Vom funktionalen Gebrauchsgegenstand in den Olymp der Schreibgeräte.

Dabei verfolgte sein Schöpfer, wenn man den Überlieferungen trauen darf, weder einen geheimen schönschriftlichen Plan, noch wollte er mit Schreibtempo glänzen. Er hatte ein ganz profanes Ziel: Der Versicherungsagent Lewis Edson Waterman erfand den Füllfederhalter 1883 im Anschluss an einen misslungenen Vertragsabschluss, den sein eigener defekter Stift verschuldet hatte. Der Füller beglückte also die Welt als konstruktive Verarbeitung eines ganz persönlichen Scheiterns. Waterman wollte nie wieder auf derart plumpe Weise Geld verlieren und tüftelte darum aus Trotz eben jenes Tintenleitsystem aus, das uns bis heute durch jede Schullaufbahn begleitet.

Aber selbst wenn Sie nicht mehr die Schulbank drücken – einen hochwertigen Füller zu besitzen lohnt sich immer. Da ist zum einen das haptische Erlebnis, das Materialien wie Kupfer, Silber oder Messing mit jedem beschriebenen Blatt in der Hand entfalten: Mit einem edlen Schreibgerät zu schreiben macht einfach Spaß. Die Balance stimmt und mit jedem Schwung der Hand beginnen auch die Gedanken neu zu sprudeln. Die daraus geformten Worte gleiten leicht und flüssig auf das Papier. Und sind, dank der dem Füllfederhalter innewohnenden Kraft das eigene Schriftbild zu betonen, ganz Ausdruck Ihrer Persönlichkeit.
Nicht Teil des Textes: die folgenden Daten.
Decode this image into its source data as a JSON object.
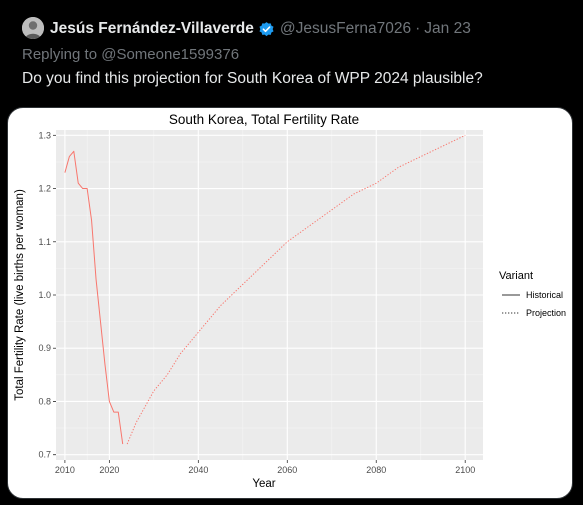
{
  "tweet": {
    "author_name": "Jesús Fernández-Villaverde",
    "handle": "@JesusFerna7026",
    "separator": "·",
    "date": "Jan 23",
    "replying_prefix": "Replying to ",
    "replying_to": "@Someone1599376",
    "text": "Do you find this projection for South Korea of WPP 2024 plausible?"
  },
  "colors": {
    "background": "#000000",
    "primary_text": "#e7e9ea",
    "secondary_text": "#71767b",
    "verified_badge": "#1d9bf0",
    "chart_line": "#f8766d",
    "panel_bg": "#ebebeb"
  },
  "icons": {
    "verified": "verified-badge-icon"
  },
  "chart_data": {
    "type": "line",
    "title": "South Korea, Total Fertility Rate",
    "xlabel": "Year",
    "ylabel": "Total Fertility Rate (live births per woman)",
    "xlim": [
      2008,
      2104
    ],
    "ylim": [
      0.69,
      1.31
    ],
    "x_ticks": [
      2010,
      2020,
      2040,
      2060,
      2080,
      2100
    ],
    "y_ticks": [
      0.7,
      0.8,
      0.9,
      1.0,
      1.1,
      1.2,
      1.3
    ],
    "x_tick_labels": [
      "2010",
      "2020",
      "2040",
      "2060",
      "2080",
      "2100"
    ],
    "y_tick_labels": [
      "0.7",
      "0.8",
      "0.9",
      "1.0",
      "1.1",
      "1.2",
      "1.3"
    ],
    "grid": true,
    "legend_title": "Variant",
    "legend_position": "right",
    "series": [
      {
        "name": "Historical",
        "line": "solid",
        "x": [
          2010,
          2011,
          2012,
          2013,
          2014,
          2015,
          2016,
          2017,
          2018,
          2019,
          2020,
          2021,
          2022,
          2023
        ],
        "y": [
          1.23,
          1.26,
          1.27,
          1.21,
          1.2,
          1.2,
          1.14,
          1.03,
          0.95,
          0.87,
          0.8,
          0.78,
          0.78,
          0.72
        ]
      },
      {
        "name": "Projection",
        "line": "dotted",
        "x": [
          2024,
          2026,
          2028,
          2030,
          2033,
          2036,
          2040,
          2045,
          2050,
          2055,
          2060,
          2065,
          2070,
          2075,
          2080,
          2085,
          2090,
          2095,
          2100
        ],
        "y": [
          0.72,
          0.76,
          0.79,
          0.82,
          0.85,
          0.89,
          0.93,
          0.98,
          1.02,
          1.06,
          1.1,
          1.13,
          1.16,
          1.19,
          1.21,
          1.24,
          1.26,
          1.28,
          1.3
        ]
      }
    ]
  }
}
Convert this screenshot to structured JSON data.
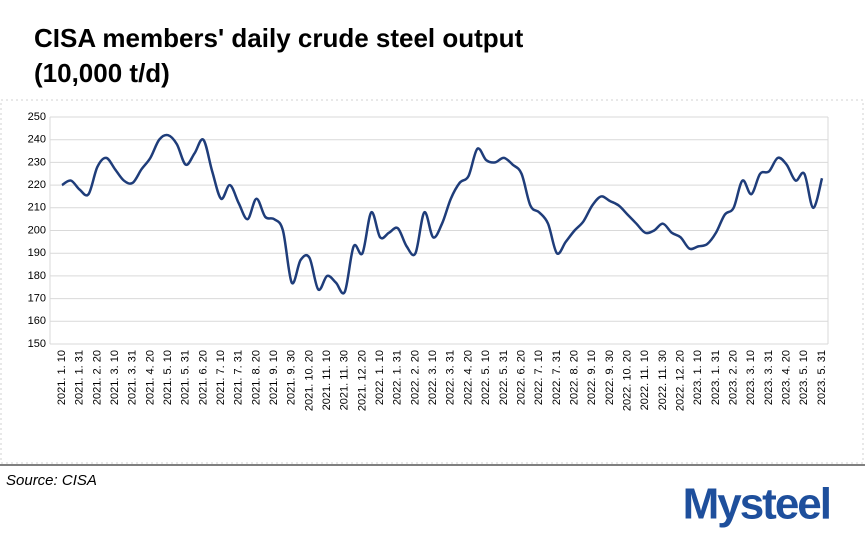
{
  "chart_data": {
    "type": "line",
    "title_lines": [
      "CISA members' daily crude steel output",
      "(10,000 t/d)"
    ],
    "categories": [
      "2021. 1. 10",
      null,
      "2021. 1. 31",
      null,
      "2021. 2. 20",
      null,
      "2021. 3. 10",
      null,
      "2021. 3. 31",
      null,
      "2021. 4. 20",
      null,
      "2021. 5. 10",
      null,
      "2021. 5. 31",
      null,
      "2021. 6. 20",
      null,
      "2021. 7. 10",
      null,
      "2021. 7. 31",
      null,
      "2021. 8. 20",
      null,
      "2021. 9. 10",
      null,
      "2021. 9. 30",
      null,
      "2021. 10. 20",
      null,
      "2021. 11. 10",
      null,
      "2021. 11. 30",
      null,
      "2021. 12. 20",
      null,
      "2022. 1. 10",
      null,
      "2022. 1. 31",
      null,
      "2022. 2. 20",
      null,
      "2022. 3. 10",
      null,
      "2022. 3. 31",
      null,
      "2022. 4. 20",
      null,
      "2022. 5. 10",
      null,
      "2022. 5. 31",
      null,
      "2022. 6. 20",
      null,
      "2022. 7. 10",
      null,
      "2022. 7. 31",
      null,
      "2022. 8. 20",
      null,
      "2022. 9. 10",
      null,
      "2022. 9. 30",
      null,
      "2022. 10. 20",
      null,
      "2022. 11. 10",
      null,
      "2022. 11. 30",
      null,
      "2022. 12. 20",
      null,
      "2023. 1. 10",
      null,
      "2023. 1. 31",
      null,
      "2023. 2. 20",
      null,
      "2023. 3. 10",
      null,
      "2023. 3. 31",
      null,
      "2023. 4. 20",
      null,
      "2023. 5. 10",
      null,
      "2023. 5. 31"
    ],
    "values": [
      220,
      222,
      218,
      216,
      228,
      232,
      227,
      222,
      221,
      227,
      232,
      240,
      242,
      238,
      229,
      234,
      240,
      226,
      214,
      220,
      212,
      205,
      214,
      206,
      205,
      200,
      177,
      187,
      188,
      174,
      180,
      177,
      173,
      193,
      190,
      208,
      197,
      199,
      201,
      193,
      190,
      208,
      197,
      203,
      214,
      221,
      224,
      236,
      231,
      230,
      232,
      229,
      225,
      211,
      208,
      203,
      190,
      195,
      200,
      204,
      211,
      215,
      213,
      211,
      207,
      203,
      199,
      200,
      203,
      199,
      197,
      192,
      193,
      194,
      199,
      207,
      210,
      222,
      216,
      225,
      226,
      232,
      229,
      222,
      225,
      210,
      223
    ],
    "color": "#1f3d7a",
    "ylim": [
      150,
      250
    ],
    "yticks": [
      150,
      160,
      170,
      180,
      190,
      200,
      210,
      220,
      230,
      240,
      250
    ],
    "grid": true
  },
  "footer": {
    "source": "Source: CISA",
    "logo": "Mysteel"
  }
}
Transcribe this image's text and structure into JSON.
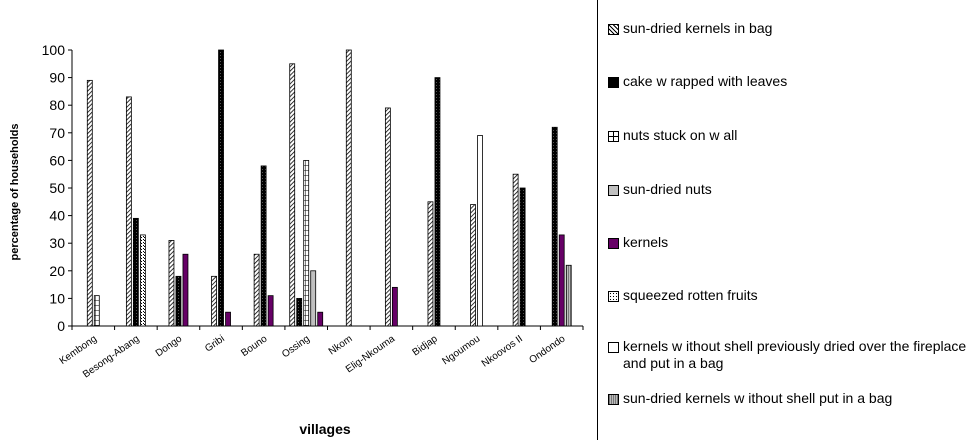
{
  "chart_data": {
    "type": "bar",
    "xlabel": "villages",
    "ylabel": "percentage of households",
    "ylim": [
      0,
      100
    ],
    "yticks": [
      0,
      10,
      20,
      30,
      40,
      50,
      60,
      70,
      80,
      90,
      100
    ],
    "categories": [
      "Kembong",
      "Besong-Abang",
      "Dongo",
      "Gribi",
      "Bouno",
      "Ossing",
      "Nkom",
      "Elig-Nkouma",
      "Bidjap",
      "Ngoumou",
      "Nkoovos II",
      "Ondondo"
    ],
    "series": [
      {
        "name": "sun-dried kernels in bag",
        "pattern": "diag",
        "color": "#000000",
        "values": [
          89,
          83,
          31,
          18,
          26,
          95,
          100,
          79,
          45,
          44,
          55,
          0
        ]
      },
      {
        "name": "cake w rapped with leaves",
        "pattern": "dots",
        "color": "#000000",
        "values": [
          0,
          39,
          18,
          100,
          58,
          10,
          0,
          0,
          90,
          0,
          50,
          72
        ]
      },
      {
        "name": "nuts stuck on w all",
        "pattern": "grid",
        "color": "#000000",
        "values": [
          11,
          0,
          0,
          0,
          0,
          60,
          0,
          0,
          0,
          0,
          0,
          0
        ]
      },
      {
        "name": "sun-dried nuts",
        "pattern": "gray",
        "color": "#c0c0c0",
        "values": [
          0,
          0,
          0,
          0,
          0,
          20,
          0,
          0,
          0,
          0,
          0,
          0
        ]
      },
      {
        "name": "kernels",
        "pattern": "solid",
        "color": "#660066",
        "values": [
          0,
          0,
          26,
          5,
          11,
          5,
          0,
          14,
          0,
          0,
          0,
          33
        ]
      },
      {
        "name": "squeezed rotten fruits",
        "pattern": "stipple",
        "color": "#000000",
        "values": [
          0,
          33,
          0,
          0,
          0,
          0,
          0,
          0,
          0,
          0,
          0,
          0
        ]
      },
      {
        "name": "kernels w ithout shell previously dried over the fireplace and put in a bag",
        "pattern": "white",
        "color": "#ffffff",
        "values": [
          0,
          0,
          0,
          0,
          0,
          0,
          0,
          0,
          0,
          69,
          0,
          0
        ]
      },
      {
        "name": "sun-dried kernels w ithout shell put in a bag",
        "pattern": "vgray",
        "color": "#888888",
        "values": [
          0,
          0,
          0,
          0,
          0,
          0,
          0,
          0,
          0,
          0,
          0,
          22
        ]
      }
    ]
  }
}
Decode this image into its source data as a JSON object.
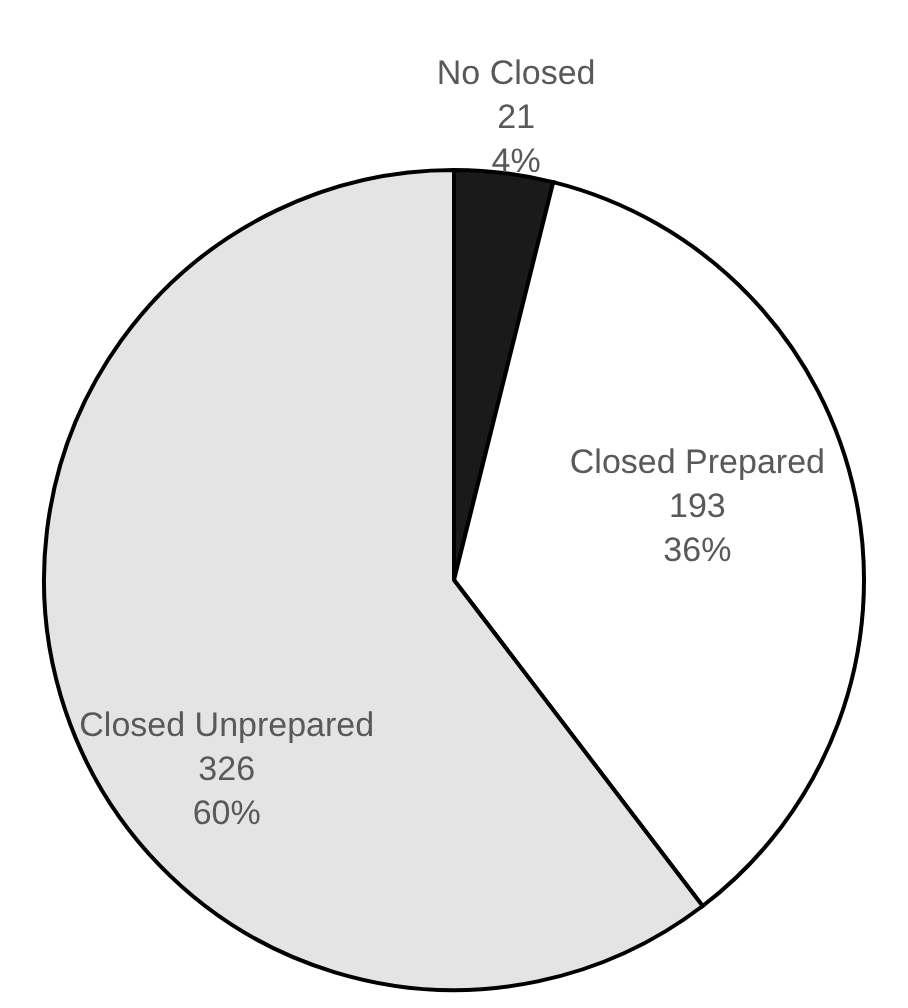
{
  "chart_data": {
    "type": "pie",
    "categories": [
      "No Closed",
      "Closed Prepared",
      "Closed Unprepared"
    ],
    "values": [
      21,
      193,
      326
    ],
    "colors": [
      "#1a1a1a",
      "#ffffff",
      "#e4e4e4"
    ],
    "value_labels": [
      "21\n4%",
      "193\n36%",
      "326\n60%"
    ]
  }
}
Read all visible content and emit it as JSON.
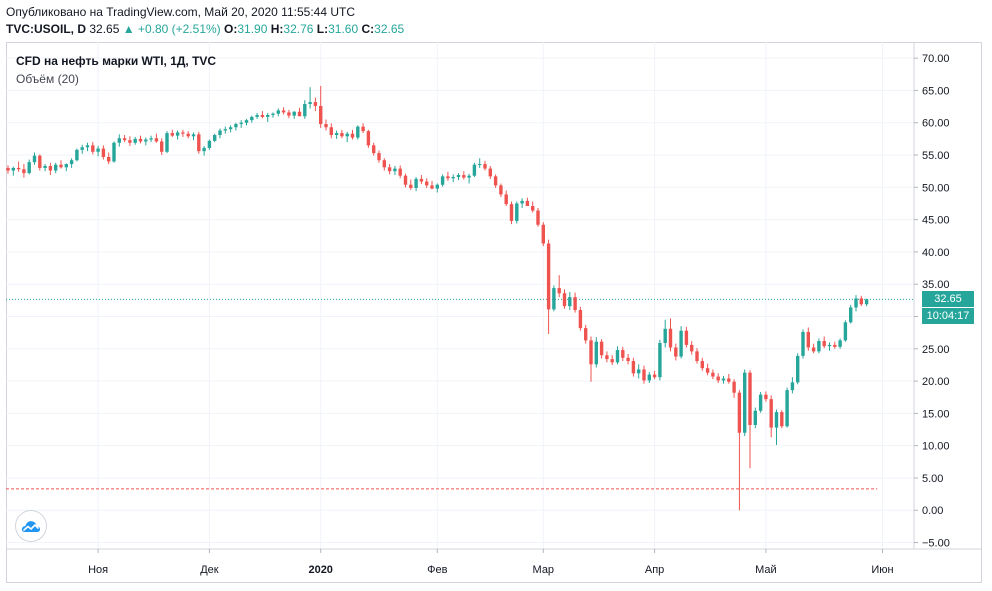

Übrigens: Edle Füllfederhalter sind absolute Liebhaberobjekte und können sich über die Jahre zu echten Wertanlagen entwickeln. Der bis heute teuerste Füller der Welt wechselte 2010 für sagenhafte acht Millionen US-Dollar seinen Besitzer. Das Stück mit dem wohlklingenden Namen „Fulgor Nocturnus“ – nächtlicher Glanz – hatte neben verschiedenen Edelmetallen allerdings auch 945 schwarze Diamanten und 123 Rubine zu bieten. Manchmal muss man sich eben etwas gönnen.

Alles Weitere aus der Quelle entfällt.